According to data from Uganda Coffee Development
Authority (UCDA), coffee production started to experience intermittent volumes
at the fold of the 90s, slightly recovering in the mid-2000s before mildly
sliding back into instability.
However, current data indicates production and
quality continue to move northwards by an average of 7 per cent per annum,
which has boosted both exports and farmer incomes.

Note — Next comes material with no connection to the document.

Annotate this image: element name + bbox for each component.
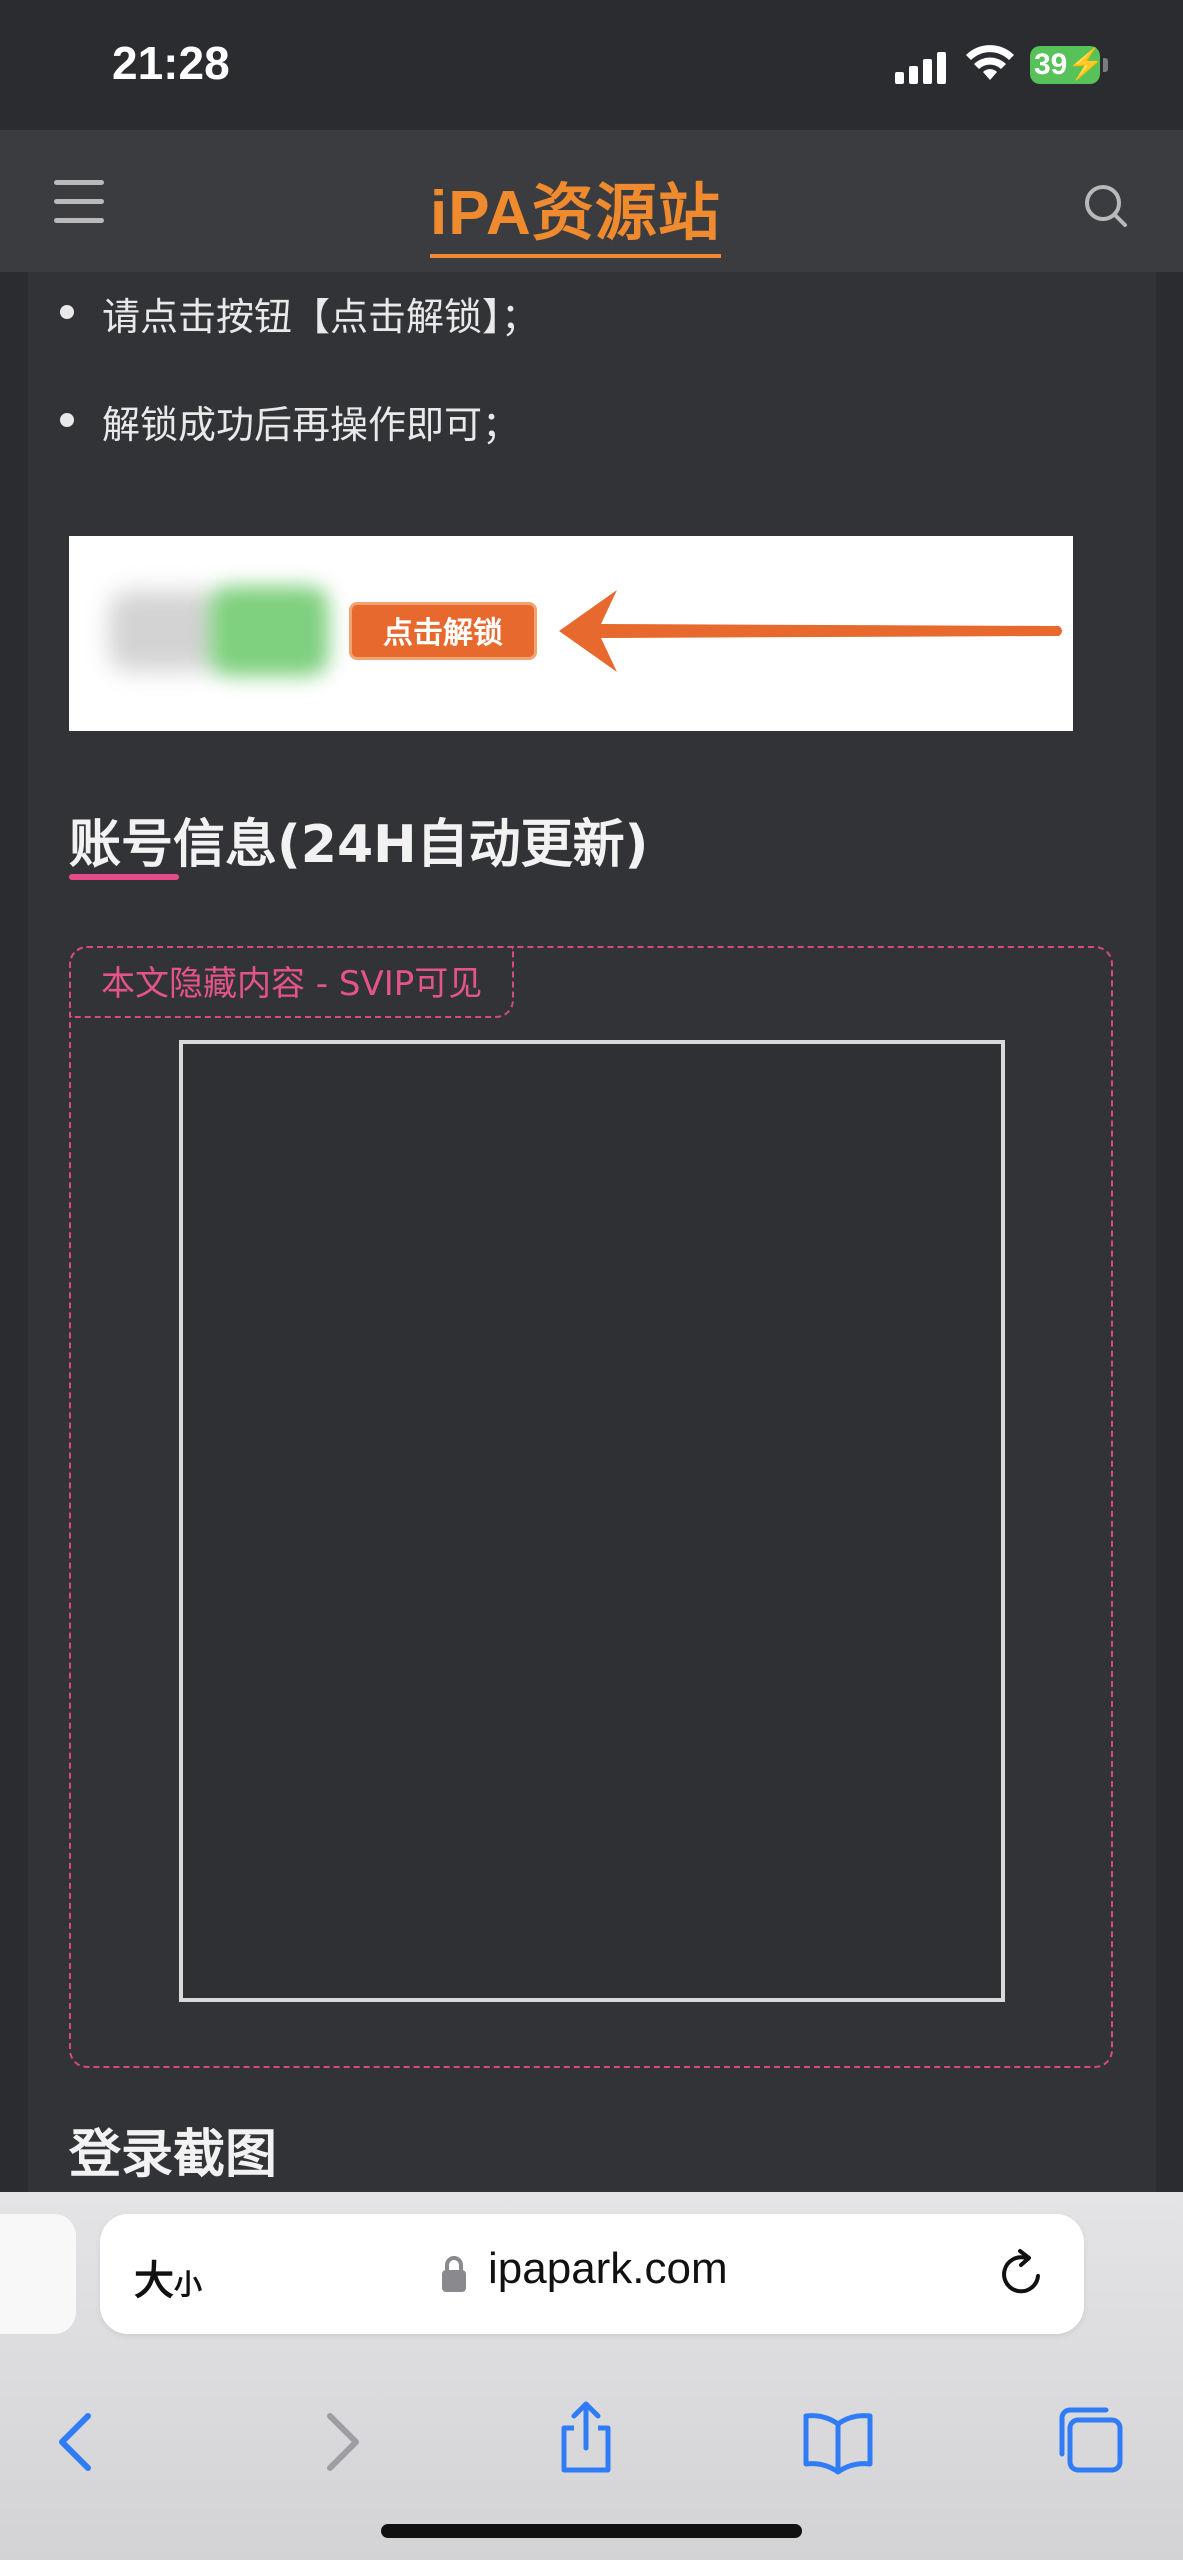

According to a UCDA report for the month of
September, coffee exports between October 2016 and September 2017 fetched 4.61
million bags worth $545m (about Shs1.96 trillion). This is compared to about
3.32 million bags worth $326.7m (about Shs1.1 trillion) over the same period in
the previous year.
The recovery, analysts believe, has been a result
of sustained approaches that continue to point to the importance of coffee as a
key revenue factor in Uganda’s economic trajectory.
According to Mr
Ramathan Ggoobi, an economics lecturer at Makerere University Business School,
the government has had programmes that seek to uplift coffee production
volumes. Such programmes, he says, have targeted small holder farmers who
continuously graduate into larger producers as their incomes improve.
“The volumes are
benefiting from campaigns such as Operation Wealth Creation and Naads [that
distributes free coffee seedlings] through which government has been able to
engage small holder farmers,” Ggoobi says.
The growth, according
to UCDA, has been supported by a strong performance of some coffee varieties,
especially Robusta whose export volumes stood at 3.62 million bags with a net
worth of $405.48m (Shs1.5 trillion).
Revenue from Arabica
coffee
Arabica coffee fetched
0.99 million bags worth $139.99m (Shs508b). The boom is equally
attributed to deliberate trade facilitation initiatives such as the 2016
roll-out of the Uganda Electronic Single Window; a paperless platform that
leverages on technology to facilitate private sector trade. The system allows
electronic submission of information, documentations and processing of import,
export and transit related trade documents plus requests; thus, reducing both
time and costs involved in the clearance process.
In an email exchange
recently, Ms Laura Walusimbi, the UCDA corporate communications manager,
indicated that the current volumes are not by mistake but a deliberate plan
that has stretched about three years since 2014.
“The 57.4 million
coffee seedlings planted between 2013 and 2014 are starting to yield. This was
almost triple the 19.6 million seedlings that were planted between 2012 and
2013,” she said, explaining the current northern movements of the coffee
volumes.
However, she is also
cognisant of other factors, key among them the Uganda Electronic Single Window,
which according to the most recent August performance report had processed and
cleared more than 12,000 coffee export permits.